Node Failures In Docker Swarm
Last week in the Docker meetup in Richmond, VA, I demonstrated how to create a Docker Swarm in Docker 1.12. I showed how swarm handles node failures, global services, and scheduling services with resource constraints.
Setup
To create your swarm cluster, follow this tutorial in a previous post.
Node Failures
Commands related to services in Docker Engine 1.12 are declarative. For example, if you tell docker "I want 3 replicas of this service", then the cluster will maintain that state.
In the case of a node failure that has running containers, swarm will detect that the desired state ≠actual state, and it will reconcile automatically by rescheduling missing containers on other available nodes.
To demo, lets declare a new service with 3 replicas.

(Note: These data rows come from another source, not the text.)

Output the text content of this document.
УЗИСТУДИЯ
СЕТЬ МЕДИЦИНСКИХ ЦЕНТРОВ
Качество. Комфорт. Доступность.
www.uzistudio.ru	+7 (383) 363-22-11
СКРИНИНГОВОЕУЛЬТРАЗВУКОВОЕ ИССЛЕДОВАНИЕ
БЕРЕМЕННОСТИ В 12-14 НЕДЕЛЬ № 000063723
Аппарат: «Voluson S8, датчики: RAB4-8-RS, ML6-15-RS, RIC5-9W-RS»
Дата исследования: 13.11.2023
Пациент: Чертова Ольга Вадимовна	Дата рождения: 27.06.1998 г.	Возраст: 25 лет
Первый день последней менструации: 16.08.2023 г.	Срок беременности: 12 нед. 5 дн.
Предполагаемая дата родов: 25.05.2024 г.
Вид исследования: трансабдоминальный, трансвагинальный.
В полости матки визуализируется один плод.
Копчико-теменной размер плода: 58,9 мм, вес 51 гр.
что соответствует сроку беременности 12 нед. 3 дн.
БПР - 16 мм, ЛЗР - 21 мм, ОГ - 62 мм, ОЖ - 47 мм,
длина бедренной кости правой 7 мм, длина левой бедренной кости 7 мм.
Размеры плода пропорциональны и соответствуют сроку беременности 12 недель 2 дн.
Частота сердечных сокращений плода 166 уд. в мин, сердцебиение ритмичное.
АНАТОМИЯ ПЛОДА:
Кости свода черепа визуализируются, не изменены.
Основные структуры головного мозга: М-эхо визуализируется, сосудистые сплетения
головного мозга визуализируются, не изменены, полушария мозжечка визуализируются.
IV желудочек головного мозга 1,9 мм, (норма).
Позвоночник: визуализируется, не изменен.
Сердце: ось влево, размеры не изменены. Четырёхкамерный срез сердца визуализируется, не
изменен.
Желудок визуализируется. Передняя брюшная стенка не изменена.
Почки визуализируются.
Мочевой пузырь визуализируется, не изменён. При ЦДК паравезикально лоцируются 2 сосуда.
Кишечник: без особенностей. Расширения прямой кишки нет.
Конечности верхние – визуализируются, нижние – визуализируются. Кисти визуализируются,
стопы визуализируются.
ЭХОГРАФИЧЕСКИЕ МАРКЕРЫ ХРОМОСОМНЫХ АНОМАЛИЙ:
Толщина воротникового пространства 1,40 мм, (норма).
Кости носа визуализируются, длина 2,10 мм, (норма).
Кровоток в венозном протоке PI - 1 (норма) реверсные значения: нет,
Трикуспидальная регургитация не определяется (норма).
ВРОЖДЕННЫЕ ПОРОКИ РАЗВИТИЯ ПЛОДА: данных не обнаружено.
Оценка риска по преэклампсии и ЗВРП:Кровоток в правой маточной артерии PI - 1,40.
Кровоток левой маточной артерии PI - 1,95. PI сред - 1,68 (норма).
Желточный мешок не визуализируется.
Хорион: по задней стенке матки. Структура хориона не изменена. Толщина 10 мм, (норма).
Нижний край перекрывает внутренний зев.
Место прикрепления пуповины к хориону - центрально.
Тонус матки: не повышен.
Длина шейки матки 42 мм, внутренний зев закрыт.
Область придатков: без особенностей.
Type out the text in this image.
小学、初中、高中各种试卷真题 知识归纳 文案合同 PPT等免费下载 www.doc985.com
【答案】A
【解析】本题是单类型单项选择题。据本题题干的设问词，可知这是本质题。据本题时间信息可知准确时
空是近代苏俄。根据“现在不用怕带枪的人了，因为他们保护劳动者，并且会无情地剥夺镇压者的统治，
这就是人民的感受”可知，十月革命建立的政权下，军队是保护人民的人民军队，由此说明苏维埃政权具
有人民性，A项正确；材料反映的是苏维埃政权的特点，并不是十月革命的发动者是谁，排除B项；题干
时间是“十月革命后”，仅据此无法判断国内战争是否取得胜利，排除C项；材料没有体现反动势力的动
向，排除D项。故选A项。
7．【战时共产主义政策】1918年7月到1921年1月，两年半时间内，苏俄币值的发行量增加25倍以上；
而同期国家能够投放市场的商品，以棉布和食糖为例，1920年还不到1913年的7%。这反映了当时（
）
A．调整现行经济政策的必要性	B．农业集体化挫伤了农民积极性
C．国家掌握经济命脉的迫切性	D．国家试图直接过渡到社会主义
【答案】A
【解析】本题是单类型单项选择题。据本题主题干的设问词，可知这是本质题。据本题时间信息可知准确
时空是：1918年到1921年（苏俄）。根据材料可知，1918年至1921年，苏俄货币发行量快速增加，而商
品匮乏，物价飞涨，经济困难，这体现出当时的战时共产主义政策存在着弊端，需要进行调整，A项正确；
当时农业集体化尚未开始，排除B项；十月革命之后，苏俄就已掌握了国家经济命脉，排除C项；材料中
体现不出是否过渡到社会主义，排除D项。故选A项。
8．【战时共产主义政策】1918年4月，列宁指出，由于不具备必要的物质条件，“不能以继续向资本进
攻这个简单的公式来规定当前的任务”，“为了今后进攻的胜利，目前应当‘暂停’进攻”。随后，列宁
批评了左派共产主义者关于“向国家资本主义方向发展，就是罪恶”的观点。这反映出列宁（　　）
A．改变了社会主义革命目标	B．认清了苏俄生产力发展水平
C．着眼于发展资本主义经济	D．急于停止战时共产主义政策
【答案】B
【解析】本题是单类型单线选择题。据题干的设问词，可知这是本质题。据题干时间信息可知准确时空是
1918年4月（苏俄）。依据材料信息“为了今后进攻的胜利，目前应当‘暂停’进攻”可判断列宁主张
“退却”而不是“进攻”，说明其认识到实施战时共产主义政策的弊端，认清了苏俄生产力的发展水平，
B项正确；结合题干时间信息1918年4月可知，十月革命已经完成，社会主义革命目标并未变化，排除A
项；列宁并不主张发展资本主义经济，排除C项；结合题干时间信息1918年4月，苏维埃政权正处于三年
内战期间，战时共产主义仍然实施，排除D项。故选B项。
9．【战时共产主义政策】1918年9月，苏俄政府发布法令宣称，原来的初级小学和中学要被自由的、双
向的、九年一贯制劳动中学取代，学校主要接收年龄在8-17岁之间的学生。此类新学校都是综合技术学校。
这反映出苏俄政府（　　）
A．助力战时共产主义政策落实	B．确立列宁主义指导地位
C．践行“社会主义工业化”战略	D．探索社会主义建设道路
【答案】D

docker service create --name web --replicas 3 francois/apache-hostname
Check the service tasks by running
docker service ps web
As of now, we have one container on each of our nodes. Let's bring down node3 to see swarm reconciliation in action.
# Run this on node3
docker swarm leave
At this point, desired state ≠actual state. We only have two containers running when we specified 3 containers when we started the service
Using docker service ls
you can see the number of replicas drop down from 3 to 2, then back up to 3.
docker service ps web
will show you the new container scheduled on a different node in your cluster.
This example only covers swarm reconciliation of containers on worker nodes. A whole new process occurs when a manager goes down, particularly if this manager is the leader of the raft consensus group. For more information on what happens then, check out this post from a fellow docker captain.
Global Services
Global services are useful when you want a container on every node in your cluster. Think logging or monitoring.
docker service create --mode=global --name prometheus prom/prometheus
Remember when I said that services are declarative? When you add a new node to your cluster, swarm detects desired state ≠actual state, and starts an instance of the global container on that node.
Constraints
To demo a constraints I used docker-machine to spin up a new machine with an engine label.
docker-machine create -d virtualbox --engine-label com.example.storage="ssd" sw3
Then I added it to the swarm.
docker swarm join --token [token] [manager ip]:[manager port]
Then I create a service referencing that constraint.
docker service create --name web2 --replicas 3 --constraint 'engine.labels.com.example.storage == ssd' francois/apache-hostname
Remember when I said that services are declarative? ;) This means that when we scale this service, it will remember our constraint and only scale on the node that satisfies that constraint.